Amrit: The Path of the Soldier Saint
The most powerful vows on the path of Sikh Dharma are known as Amrit. Amrit is often translated as “nectar” into English. But the root sounds of the word literally mean, “Deathless Blood.”
Amrit is a state of consciousness where a person knows in the very marrow of their bones that they are beyond the power of death; that the physical body and the mind are temporary – and that the eternal, undying Spirit within each one of us is who we truly are.
The story behind the Amrit vows is a very powerful one. To understand the historical background of Amrit, read The First Baisakhi, 1699.
Description of the Amrit Ceremony
The Amrit Ceremony re-creates this experience from 1699. It gives a chance for the Sikhs of any time, and in any country, to give themselves to the Light of the Guru in a complete and absolute way. Those who take Amrit commit to becoming protectors and custodians of the Universal Truths held within the Siri Guru Granth Sahib and, in fact, of all living beings. They also embody the spiritual way of life that the Sikh Masters created. Those who take Amrit commit to surrender everything – body, mind, property and life – to preserve this tradition and wisdom.
The Amrit Ceremony takes place during the Amrit Vela – the hours before sunrise. Five people who have already taken Amrit serve as the Panj Piaray. They represent the original five Beloved Ones who gave their heads to Guru Gobind Singh. Collectively the Panj Piaray is the channel of the Guru’s Light for the ceremony. Gathering together in the Gurdwara, the people who will be taking Amrit meditate while the Panj Piaray stir water and sugar in an iron bowl, each one reciting one of the five Banis (daily prayers of the Sikhs). The power of the sacred vibrations infuse the water and, it is said, impact its molecular structure. The frequency of the Shabad enters the water and transforms it. When this process is complete, those receiving the Amrit come forward and participate in a beautiful and powerful ceremony of transformation – charged with the power of the Shabad Guru through the prayers of the Panj Piaray, the Amrit Sanchar (ceremony) opens the door for a person to manifest their purity and light in every aspect of their lives. This is the inner experience of Khalsa.

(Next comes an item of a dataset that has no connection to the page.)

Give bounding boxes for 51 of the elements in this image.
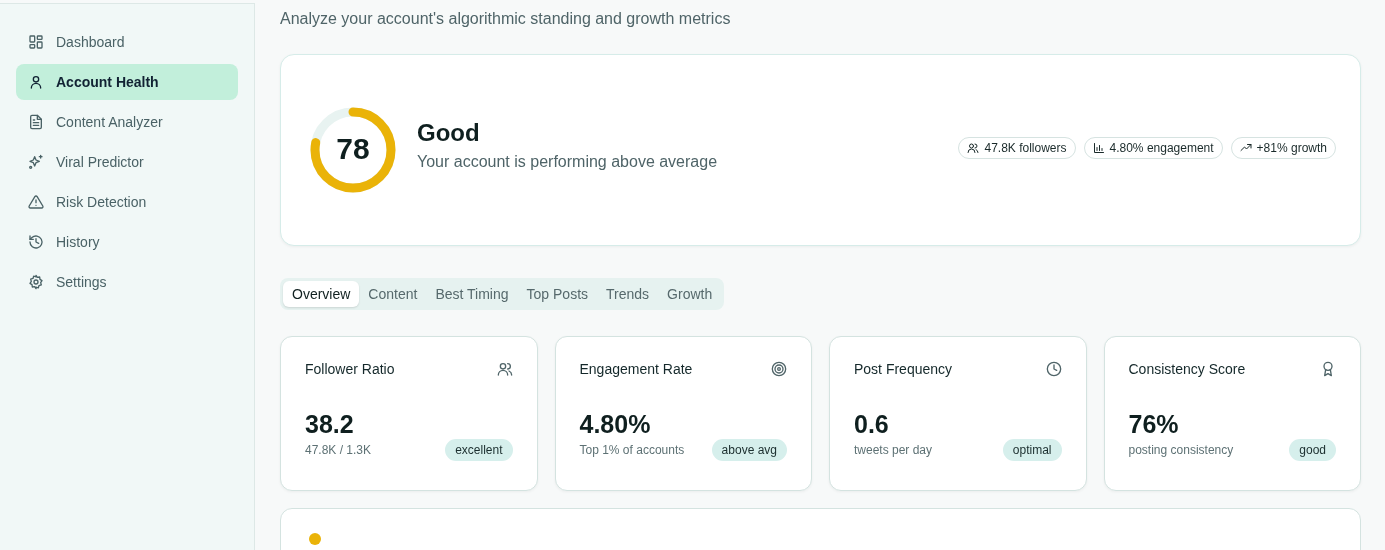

After taking Amrit, men commit to taking the surname of Singh (Lion), representing that their new identity is fearlessness. Women take the surname of Kaur (Princess), representing that their new identity is one of grace and fearlessness. Many men and women will also add the family name of Khalsa.
At the first Amrit ceremony, Guru Gobind Singh gave the Rehit, or self-discipline, which was recorded and passed down through the generations: The Rehit includes not cutting your hair; refraining from meat, alcohol and other stimulants; remaining celibate until married and maintaining a monogamous relationship with your spouse; wearing the Five Kakar’s (5 K’s); and chanting specific prayers each day. (The Daily Nitnem Banis.)
People who have taken Amrit also commit to wearing a specific dress – what is called Bana – also given by Guru Gobind Singh. Through Bana, a Sikh projects the power and light of the Guru. Bana bestows physical, mental and spiritual strength. Traditionally, Bana includes:
- Kurta: a loose-fitting tunic
- Churidar: pants that are loose-fitting around the thighs and buttocks, and tight around the ankles
- Cummerbund: a cloth wrapped around the mid-torso region
- Turban: a cotton cloth wrapped around the long, uncut hair of the head
- Five Kakar’s
- Kesh: uncut hair.
- Kangha: a wooden comb worn in the hair under the turban.
- Kirpan: literally means “kindness.” The kirpan is a small sword.
- Kara: a steel or iron bangle worn on the left wrist for women and the right wrist for men.
- Kachhera: cotton shorts.
The person who has taken Amrit also commits to :
- Amrit Vela: Rising before the sun to praise the Divine
- Accepting the Siri Guru Granth Sahib as your Teacher and Guide
- Das Vandh: Giving one-tenth of your earnings to the community
- Seva: Doing service selflessly, without thought of reward
- Vand Chako: sharing your earnings with those in need
- Naam Japo: Meditating on the Divine Identity within yourself and within all creation.
- Kirat Karo: Earning your money righteously, honestly and through your own hard work.
These technologies, when practiced, maintain the transforming power of the Amrit, and support a person to live in the purity of his or her Divine Identity.
Sikh Dharma International sponsors an Amrit Ceremony three times a year in the United States in three different locations.
- Every April, around Baisakhi, in Los Angeles, California
- Every June during the 3HO Summer Solstice Sadhana in Espanola, New Mexico
- Every December during the 3HO Winter Solstice Sadhana in Florida
All Sikh Gurdwaras around the world also have their own schedules for giving Amrit.